Yes, ficus plants are toxic to cats. The ASPCA classifies ficus as toxic to cats, dogs, and horses. The good news: ficus toxicity is considered low-severity, meaning it typically causes irritation and discomfort rather than life-threatening poisoning. Still, knowing what to watch for and how to respond matters if you share your home with both a ficus and a cat.
What Makes Ficus Plants Toxic
Ficus plants produce a milky white sap (latex) that contains two irritating compounds. The first is ficin, a protein-breaking enzyme that irritates soft tissue on contact. The second is psoralen, a compound that causes skin inflammation and becomes more reactive when exposed to sunlight. Together, these substances can irritate your cat’s mouth, stomach, and skin.
The sap is present throughout the plant, concentrated in the stems and leaves. Any time a leaf is broken, chewed, or torn, the sap leaks out. This means a cat doesn’t need to fully eat a leaf to be exposed. Simply biting into one or rubbing against a broken stem can cause problems.
Multiple common ficus species carry these compounds, including the weeping fig (Ficus benjamina), the rubber plant, and the fiddle-leaf fig. If the plant belongs to the Ficus genus, assume it poses the same risk.
Symptoms of Ficus Exposure in Cats
The signs of ficus exposure fall into two categories: oral and gastrointestinal irritation from chewing or swallowing, and skin irritation from direct sap contact.
If your cat chews on a ficus, the most common symptoms are:
- Drooling, often excessive, as the mouth reacts to the irritating sap
- Vomiting and diarrhea from gastrointestinal irritation
- Decreased appetite, sometimes lasting a day or more
If the sap contacts your cat’s skin or fur, you may notice redness, itching, or localized inflammation, particularly around the face, paws, or anywhere the cat groomed the sap off its fur. The psoralen in ficus sap is phototoxic, meaning it becomes more damaging when the affected skin is exposed to sunlight. A cat that gets sap on its skin and then lies in a sunny window could develop a worse reaction than one that stays in shade.
How Serious Is It?
Ficus poisoning in cats is classified as low toxicity. Most cases involve temporary discomfort: a few hours of drooling, perhaps a round of vomiting, and then recovery. Cats tend to stop chewing quickly because the sap tastes bad and irritates the mouth immediately, which limits how much they actually ingest.

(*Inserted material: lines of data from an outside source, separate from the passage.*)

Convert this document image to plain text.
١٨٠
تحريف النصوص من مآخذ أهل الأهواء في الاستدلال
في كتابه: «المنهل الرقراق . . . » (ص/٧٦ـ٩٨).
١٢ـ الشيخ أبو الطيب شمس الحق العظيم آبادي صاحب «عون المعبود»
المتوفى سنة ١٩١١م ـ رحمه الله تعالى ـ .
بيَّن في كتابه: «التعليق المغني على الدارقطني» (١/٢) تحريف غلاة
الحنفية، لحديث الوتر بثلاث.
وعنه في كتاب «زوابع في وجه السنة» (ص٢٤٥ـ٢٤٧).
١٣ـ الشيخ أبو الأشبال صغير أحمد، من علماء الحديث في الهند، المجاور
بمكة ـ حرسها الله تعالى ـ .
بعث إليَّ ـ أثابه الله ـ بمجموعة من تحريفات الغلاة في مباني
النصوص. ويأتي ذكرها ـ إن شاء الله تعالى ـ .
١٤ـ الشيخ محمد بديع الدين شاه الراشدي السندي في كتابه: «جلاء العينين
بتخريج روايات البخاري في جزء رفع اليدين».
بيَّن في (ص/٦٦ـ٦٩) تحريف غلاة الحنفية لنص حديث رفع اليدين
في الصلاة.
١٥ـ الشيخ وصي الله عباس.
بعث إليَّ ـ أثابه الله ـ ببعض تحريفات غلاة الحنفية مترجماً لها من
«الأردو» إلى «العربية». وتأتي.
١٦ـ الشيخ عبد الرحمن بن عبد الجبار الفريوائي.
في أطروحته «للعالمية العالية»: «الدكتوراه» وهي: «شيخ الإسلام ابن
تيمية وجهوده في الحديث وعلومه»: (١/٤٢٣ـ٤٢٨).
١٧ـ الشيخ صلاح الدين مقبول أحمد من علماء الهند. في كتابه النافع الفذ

That said, a cat that eats a larger amount of plant material could develop more persistent vomiting and diarrhea, leading to dehydration. Kittens, elderly cats, and cats with existing health conditions are more vulnerable to these effects. If your cat is vomiting repeatedly, refusing water, or seems lethargic for more than a few hours after exposure, a vet visit is warranted. Skin reactions from the sap can sometimes require treatment to resolve comfortably, particularly if the irritation is severe or widespread.
What to Do After Exposure
If you catch your cat chewing on a ficus, remove the plant material from their mouth and rinse any visible sap off their fur or skin with lukewarm water. This is especially important for skin exposure, since washing off the sap early reduces the chance of a phototoxic reaction.
For mild cases where a cat drools a bit and then seems fine, monitoring at home is usually sufficient. Offer fresh water, since drooling and vomiting can lead to mild dehydration. Watch for signs that things are getting worse rather than better: repeated vomiting, refusal to eat or drink for more than 12 hours, or visible skin blistering.
Keeping Your Cat Safe Around Ficus
The simplest solution is to move the ficus to a room your cat can’t access. Cats are climbers and jumpers, so placing a plant on a high shelf rarely works as a long-term strategy. A closed room or a hanging planter positioned well away from any launching point (shelves, furniture, cat trees) is more reliable.
If you’d rather not risk it, several non-toxic houseplants offer a similar lush, green look without the danger. Boston ferns, parlor palms, calatheas, and ponytail palms are all safe for cats and provide that leafy tropical feel. The baby rubber plant (Peperomia obtusifolia) is a particularly good stand-in, since it has thick, glossy leaves similar to some ficus varieties but is completely non-toxic. Spider plants and African violets are other popular options that won’t cause harm if your cat decides to nibble.